The company aims to reduce its exposure to non-strategic assets and/or equity interest in which it does not have control by focusing on value creation, especially in the distribution segment. In addition, it seeks to reduce the need to make capital contributions in these assets.
The company believes that its positioning in the industry can be reflected in the following strengths:
On March 2017, Aneel approved the anticipation of the Periodic Tariff Review (RTP) of Light, initially scheduled for November 2018, with the following positive effects:
- Incorporation into the Regulatory Remuneration Base (BRR) of investments made between 2013 and 2016 with disallowance of only 3%, making Light’s net BRR one of the largest among Brazilian distributors;
- Increase in the percentage of transfer of non-technical losses in the tariff, from 30.11% to 36.06%; and technical losses from 5.40% to 6.34%; and
- Flexibility of the goals of the quality indicators due to the complexity of the concession.
The improvements achieved at the end of the Tariff Review process were the result of Light’s development of regulatory excellence, with its strong analytical capacity and technical background, which allowed it to build credibility with the regulator.
The current strategy to combat commercial losses prioritizes the so-called possible areas, where there are safe conditions for the operation and also where the incorporation and recovery of higher volumes of energy per customer is achieved.
Working with focus and determination in these areas will be possible to achieve the regulatory goal and thus provide significant gains in EBITDA.
Initiatives for collection of defaulting customers include suspension of energy delivery, communication with credit agencies and negotiation of outstanding debt.
With the implementation and use of a new system that enables customer data integration, collection procedures, including issuance of bills, are becoming more efficient.

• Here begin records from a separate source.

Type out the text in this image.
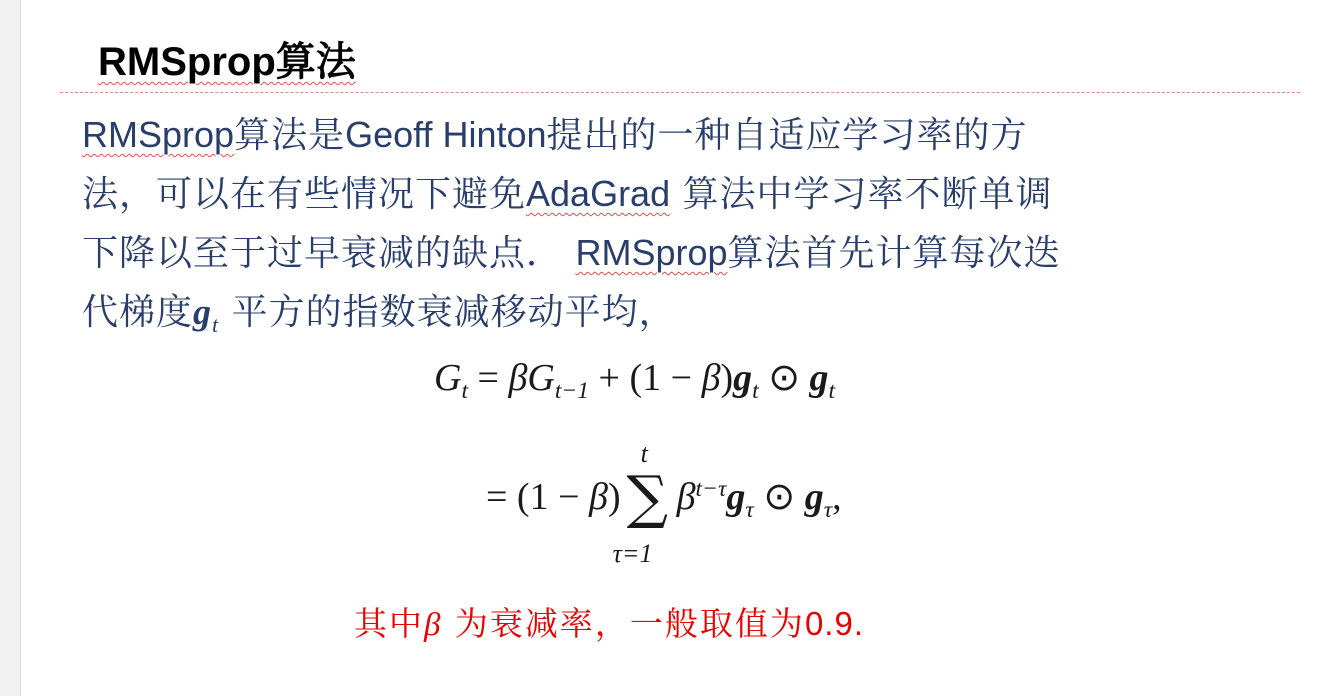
RMSprop算法

RMSprop算法是Geoff Hinton提出的一种自适应学习率的方
法，可以在有些情况下避免AdaGrad 算法中学习率不断单调
下降以至于过早衰减的缺点． RMSprop算法首先计算每次迭
代梯度$g_t$ 平方的指数衰减移动平均，

$G_t = \beta G_{t-1} + (1 - \beta)g_t$ ⊙ $g_t$
= (1 − β)
t
∑
τ=1
$\beta^{t-\tau}g_\tau$ ⊙ $g_\tau$,

其中β 为衰减率，一般取值为0.9.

In 2018, despite the adverse economic conditions in the state of Rio de Janeiro, the collection rate improved in the retail, large customer and public sector segments, the latter, which has the largest volume of overdue debt.
Light invests in improving the quality of its services by investing resources in new equipment, preventive maintenance, training of its staff and cutting-edge customer service technologies.
Quality indicators remain on a consistent track of good results due to operational improvements and investments made over recent years.
At the end of 2018 the quality of service indicators (DEC and FEC) were below the limit set by Aneel.
Officers have extensive experience in the energy sector with an average experience of 17 years in the sector.
The management model combines individual and collective goals, as well as variable compensation designed to attract and retain qualified professionals, aligning shareholders’ interests with those of management.
Light distributes energy to about 4.4 million consumers in a concession area that includes the metropolitan region of Rio de Janeiro, located in the state with the 2nd largest GDP in the country.
The company also operates its own generator park with an installed capacity of 872 MW. The integrated action, combined with the trading activity, enables a strategic balance between the distribution and power generation segments.
Light has a complex of power plants with energy sold exclusively in the free market and with low operating costs, providing stable cash generation and greater long-term predictability.
Operating in the generation segment provides flexibility to map energy trading opportunities with more attractive margins.
Light has a diversified customer base between the residential and commercial segments, depending to a lesser extent on the performance of the industrial segment.
The diversified customer portfolio, coupled with income distribution characteristics in the metropolitan region of Rio de Janeiro, reduces the risks related to lower consumption. The residential market tends to be less sensitive to economic fluctuations when compared to the industrial market, which reacts faster to reductions in the pace of economic development and growth.